Introduction
Inlays make sense in many cases. Plastic fillings are usually sufficient for most tooth defects, but the larger the defect, the better the choice of a laboratory-made restoration for the long-term preservation of the tooth. We have tried to answer many of the questions we receive on this topic below.
What are inlays?
These are laboratory-made inlay restorations that fit precisely into your tooth. Put simply, inlays are fillings that are produced in the dental laboratory and then cemented into the tooth by the dentist. A distinction is made between inlays, onlays and overlays. While onlays are no longer made these days, overlays are still very popular. The difference to the inlay is that the overlay also covers the cusp of the tooth. In our practice, we try to avoid this in order to protect as much healthy tooth structure as possible.
Which inlays are the best?
A distinction is made between gold and ceramic inlays. Both have their advantages and disadvantages. Gold inlays are highly precise and extremely durable when handled correctly. However, they are not aesthetically pleasing. In contrast, ceramic inlays are aesthetically much better, but are much more difficult to use correctly. An experienced dentist can apply ceramic inlays made of the more modern materials with high precision and very long durability, similar to gold.
Why should an inlay be used instead of a filling?
The restorations produced in the laboratory are ideal for larger tooth defects, especially when a filling can no longer guarantee the stability of the tooth. The reason for this lies in the material properties.
- Modern fillings are made of a plastic material. This plastic is malleable so that the dentist can insert it into the tooth and shape it. A chemical reaction is started with light to harden the plastic. During this hardening process, the filling shrinks by a few micrometers. The larger the filling, the greater the shrinkage. While there is no clinical problem with smaller fillings, a microscopic gap may form at the edge of the tooth with larger fillings. Bacteria can adhere to this gap and lead to tooth decay. An experienced dentist will layer the filling in individual sections to minimize this effect.
- A plastic filling wears out more quickly than ceramic, which means that the filling may even chip in some areas. In contrast, ceramic gives the tooth more stability due to its hardness.
In the case of ceramic inlays, a further application is for very high esthetic requirements in the posterior region.
What does the health insurance company pay for an inlay?

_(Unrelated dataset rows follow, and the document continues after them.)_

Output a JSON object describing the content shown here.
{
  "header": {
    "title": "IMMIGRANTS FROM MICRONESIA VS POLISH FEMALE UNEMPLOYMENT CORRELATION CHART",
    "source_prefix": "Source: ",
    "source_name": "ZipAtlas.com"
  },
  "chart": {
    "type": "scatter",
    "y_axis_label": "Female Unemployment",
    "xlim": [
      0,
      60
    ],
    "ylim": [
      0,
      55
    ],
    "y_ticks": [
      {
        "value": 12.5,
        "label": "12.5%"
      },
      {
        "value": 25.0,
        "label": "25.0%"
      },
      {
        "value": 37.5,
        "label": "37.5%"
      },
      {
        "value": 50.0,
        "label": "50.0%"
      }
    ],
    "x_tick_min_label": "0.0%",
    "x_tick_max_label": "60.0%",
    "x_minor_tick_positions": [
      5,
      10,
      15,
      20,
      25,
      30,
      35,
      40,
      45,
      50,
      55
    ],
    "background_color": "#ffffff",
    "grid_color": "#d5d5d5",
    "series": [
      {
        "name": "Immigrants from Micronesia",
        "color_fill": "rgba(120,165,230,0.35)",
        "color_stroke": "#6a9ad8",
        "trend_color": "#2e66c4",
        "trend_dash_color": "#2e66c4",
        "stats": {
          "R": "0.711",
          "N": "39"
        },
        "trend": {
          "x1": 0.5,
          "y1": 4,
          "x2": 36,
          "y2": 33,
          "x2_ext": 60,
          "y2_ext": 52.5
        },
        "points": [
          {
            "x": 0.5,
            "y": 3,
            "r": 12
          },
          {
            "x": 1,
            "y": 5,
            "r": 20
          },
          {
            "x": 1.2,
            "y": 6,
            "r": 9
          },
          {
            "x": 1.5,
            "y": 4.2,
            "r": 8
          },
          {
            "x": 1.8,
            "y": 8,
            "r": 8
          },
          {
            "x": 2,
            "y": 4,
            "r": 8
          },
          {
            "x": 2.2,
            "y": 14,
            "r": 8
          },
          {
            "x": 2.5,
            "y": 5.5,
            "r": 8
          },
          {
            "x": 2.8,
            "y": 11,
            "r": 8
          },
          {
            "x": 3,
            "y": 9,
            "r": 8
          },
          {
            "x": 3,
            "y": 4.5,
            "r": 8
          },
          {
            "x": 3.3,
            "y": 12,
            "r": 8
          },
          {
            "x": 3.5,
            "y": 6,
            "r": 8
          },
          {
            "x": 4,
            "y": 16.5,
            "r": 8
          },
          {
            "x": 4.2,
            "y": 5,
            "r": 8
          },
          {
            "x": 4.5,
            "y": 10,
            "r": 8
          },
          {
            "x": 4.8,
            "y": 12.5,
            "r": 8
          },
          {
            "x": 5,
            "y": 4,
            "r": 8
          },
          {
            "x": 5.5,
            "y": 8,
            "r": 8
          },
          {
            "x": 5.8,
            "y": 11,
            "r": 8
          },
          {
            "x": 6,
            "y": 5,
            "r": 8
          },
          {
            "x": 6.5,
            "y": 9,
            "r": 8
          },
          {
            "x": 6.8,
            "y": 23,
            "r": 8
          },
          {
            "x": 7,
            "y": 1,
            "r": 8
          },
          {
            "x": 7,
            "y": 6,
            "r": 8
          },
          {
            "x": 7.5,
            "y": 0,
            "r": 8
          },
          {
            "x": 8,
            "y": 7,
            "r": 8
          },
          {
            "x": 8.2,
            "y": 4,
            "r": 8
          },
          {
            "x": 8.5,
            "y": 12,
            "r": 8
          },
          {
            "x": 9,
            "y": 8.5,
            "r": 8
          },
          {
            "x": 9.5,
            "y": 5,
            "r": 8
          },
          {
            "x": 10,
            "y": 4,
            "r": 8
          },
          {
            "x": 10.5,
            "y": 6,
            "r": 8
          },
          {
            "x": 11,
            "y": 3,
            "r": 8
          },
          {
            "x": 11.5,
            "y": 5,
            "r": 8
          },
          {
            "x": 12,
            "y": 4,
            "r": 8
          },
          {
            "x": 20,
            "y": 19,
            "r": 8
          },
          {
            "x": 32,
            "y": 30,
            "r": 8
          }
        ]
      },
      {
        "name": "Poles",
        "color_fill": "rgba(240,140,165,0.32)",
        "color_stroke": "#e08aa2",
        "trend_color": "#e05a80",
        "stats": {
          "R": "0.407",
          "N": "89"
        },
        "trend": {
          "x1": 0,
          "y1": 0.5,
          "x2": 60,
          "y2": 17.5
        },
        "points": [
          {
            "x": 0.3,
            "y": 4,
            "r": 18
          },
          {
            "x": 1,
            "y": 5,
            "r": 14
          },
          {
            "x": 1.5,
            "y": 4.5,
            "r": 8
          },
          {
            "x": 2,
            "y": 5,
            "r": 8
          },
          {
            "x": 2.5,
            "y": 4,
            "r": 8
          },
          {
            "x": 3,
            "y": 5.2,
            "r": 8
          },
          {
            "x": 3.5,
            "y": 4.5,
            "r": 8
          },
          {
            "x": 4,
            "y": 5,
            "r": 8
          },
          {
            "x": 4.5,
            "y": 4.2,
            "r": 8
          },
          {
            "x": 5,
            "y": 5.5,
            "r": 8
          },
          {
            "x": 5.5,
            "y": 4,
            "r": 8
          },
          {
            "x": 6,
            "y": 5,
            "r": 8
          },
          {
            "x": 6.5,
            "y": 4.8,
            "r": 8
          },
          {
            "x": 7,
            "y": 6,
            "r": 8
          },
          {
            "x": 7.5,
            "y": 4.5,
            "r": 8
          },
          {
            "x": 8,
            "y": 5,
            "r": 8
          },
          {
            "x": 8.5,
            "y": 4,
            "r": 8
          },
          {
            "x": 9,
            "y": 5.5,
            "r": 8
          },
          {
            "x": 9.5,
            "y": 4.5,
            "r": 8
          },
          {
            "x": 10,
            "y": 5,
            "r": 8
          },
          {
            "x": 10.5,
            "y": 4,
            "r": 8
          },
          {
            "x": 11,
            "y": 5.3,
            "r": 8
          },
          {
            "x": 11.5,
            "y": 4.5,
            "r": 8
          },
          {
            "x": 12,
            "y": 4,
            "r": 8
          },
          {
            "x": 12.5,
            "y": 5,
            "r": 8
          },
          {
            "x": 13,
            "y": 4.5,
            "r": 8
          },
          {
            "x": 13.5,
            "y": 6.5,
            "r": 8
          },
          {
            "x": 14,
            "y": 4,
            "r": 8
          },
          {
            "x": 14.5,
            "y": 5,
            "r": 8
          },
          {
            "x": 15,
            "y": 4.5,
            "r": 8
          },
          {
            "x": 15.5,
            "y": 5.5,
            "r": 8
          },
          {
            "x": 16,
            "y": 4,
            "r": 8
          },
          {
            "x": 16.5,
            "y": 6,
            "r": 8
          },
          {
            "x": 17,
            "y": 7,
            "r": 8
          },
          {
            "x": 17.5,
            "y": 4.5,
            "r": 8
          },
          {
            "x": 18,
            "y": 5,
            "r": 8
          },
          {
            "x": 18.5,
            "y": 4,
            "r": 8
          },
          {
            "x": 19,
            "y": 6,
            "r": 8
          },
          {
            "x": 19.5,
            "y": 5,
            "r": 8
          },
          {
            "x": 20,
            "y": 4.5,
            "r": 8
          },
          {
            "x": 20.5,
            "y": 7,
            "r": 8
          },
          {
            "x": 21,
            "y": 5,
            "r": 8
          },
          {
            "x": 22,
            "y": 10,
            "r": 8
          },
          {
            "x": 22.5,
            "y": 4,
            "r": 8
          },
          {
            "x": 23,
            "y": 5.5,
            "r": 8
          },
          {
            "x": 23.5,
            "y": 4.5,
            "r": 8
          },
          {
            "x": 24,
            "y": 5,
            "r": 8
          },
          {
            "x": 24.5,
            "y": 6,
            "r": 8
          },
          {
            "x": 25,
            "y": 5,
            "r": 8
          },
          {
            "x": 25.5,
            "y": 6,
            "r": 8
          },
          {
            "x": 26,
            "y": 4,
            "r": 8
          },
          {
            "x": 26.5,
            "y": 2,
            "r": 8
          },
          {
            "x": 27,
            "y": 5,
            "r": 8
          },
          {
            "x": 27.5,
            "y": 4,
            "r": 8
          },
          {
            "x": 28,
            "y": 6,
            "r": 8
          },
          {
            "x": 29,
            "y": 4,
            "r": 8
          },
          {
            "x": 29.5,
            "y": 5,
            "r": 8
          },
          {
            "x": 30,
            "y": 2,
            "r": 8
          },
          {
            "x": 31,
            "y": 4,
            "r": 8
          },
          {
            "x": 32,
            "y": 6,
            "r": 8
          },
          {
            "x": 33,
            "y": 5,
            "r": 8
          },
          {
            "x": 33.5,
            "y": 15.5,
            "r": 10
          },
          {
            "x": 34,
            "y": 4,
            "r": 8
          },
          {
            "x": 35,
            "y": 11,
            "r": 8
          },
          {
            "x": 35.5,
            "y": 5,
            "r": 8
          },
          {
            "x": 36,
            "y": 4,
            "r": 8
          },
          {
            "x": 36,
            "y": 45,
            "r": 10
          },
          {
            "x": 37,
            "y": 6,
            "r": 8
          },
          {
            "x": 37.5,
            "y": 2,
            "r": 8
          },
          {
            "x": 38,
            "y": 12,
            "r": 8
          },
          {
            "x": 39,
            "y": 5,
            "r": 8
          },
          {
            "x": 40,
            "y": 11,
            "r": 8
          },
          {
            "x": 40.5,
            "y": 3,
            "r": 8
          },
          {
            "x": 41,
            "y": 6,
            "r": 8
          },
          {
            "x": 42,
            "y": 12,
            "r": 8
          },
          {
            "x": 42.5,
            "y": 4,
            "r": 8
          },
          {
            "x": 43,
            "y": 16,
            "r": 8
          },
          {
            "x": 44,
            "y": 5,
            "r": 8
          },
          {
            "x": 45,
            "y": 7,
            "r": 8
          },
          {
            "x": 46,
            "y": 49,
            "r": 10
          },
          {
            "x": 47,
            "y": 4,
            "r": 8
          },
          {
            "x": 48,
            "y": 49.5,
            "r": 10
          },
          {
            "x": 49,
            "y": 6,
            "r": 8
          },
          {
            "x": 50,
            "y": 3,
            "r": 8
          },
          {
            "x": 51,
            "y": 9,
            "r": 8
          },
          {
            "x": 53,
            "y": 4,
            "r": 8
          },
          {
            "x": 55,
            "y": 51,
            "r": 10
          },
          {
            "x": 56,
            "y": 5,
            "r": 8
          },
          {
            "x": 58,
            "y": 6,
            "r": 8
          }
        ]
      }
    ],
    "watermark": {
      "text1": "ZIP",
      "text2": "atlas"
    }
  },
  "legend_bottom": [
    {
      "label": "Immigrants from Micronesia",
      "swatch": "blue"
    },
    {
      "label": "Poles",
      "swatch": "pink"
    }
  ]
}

You receive a subsidy from the statutory health insurance companies for a laboratory-made inlay restoration. This depends on your health insurance company. Depending on the size of the defect, you may need a partial crown and not an inlay, in which case the health insurance company will pay a higher subsidy.
In most cases, privately insured and additionally insured patients are reimbursed for the entire treatment and laboratory costs. We will be happy to advise you on this.
How much does an inlay cost?
A gold inlay is calculated individually for you depending on the daily gold price. The co-payment for a ceramic inlay is between €320 and €510 depending on the size of the inlay and the subsidy from your health insurance provider. You are welcome to take advantage of our installment payment option.
How long should I refrain from eating after an inlay has been inserted?
As a general rule in dentistry, you should not eat anything while the anesthetic is still working. However, there are additional points to bear in mind with laboratory-fabricated inlay restorations. For example, you should refrain from eating gummy bears for the first 24 hours, as chewing them can cause a soaking effect and the inlay to come loose. Normally, however, the adhesive of the inlay is firm enough after 24 hours. However, you should discuss this individually with your dentist.
How exactly is a ceramic inlay bonded?
For ceramic restorations, the ceramic is first roughened from the tooth side and etched with hydrofluoric acid. The enamel in the mouth is also etched with a special acid. This increases the bonding surface due to the resulting relief. A silane is then used on the ceramic to prepare the surface of the ceramic for the adhesive. While the silane is working, the tooth is prepared for the adhesive with a special liquid. The inlay resin adhesive, which hardens under light, is then used for the actual insertion. The excess adhesive is then removed before the adhesive is cured with the light lamp.
How long does the treatment take?
We are also able to fabricate inlay restorations chairside, which means that the restoration can be placed on the same day. However, for aesthetically demanding patients with a desire for complex color matching, it makes sense to spread the treatment over two sessions.
How is an inlay inserted?
The short answer is that a ceramic inlay is bonded, while a gold inlay is cemented.
How long does an inlay last?
A well-made, high-quality laboratory-fabricated restoration lasts a lifetime with good oral hygiene. On average, studies show that an inlay does not need to be replaced for 20-30 years.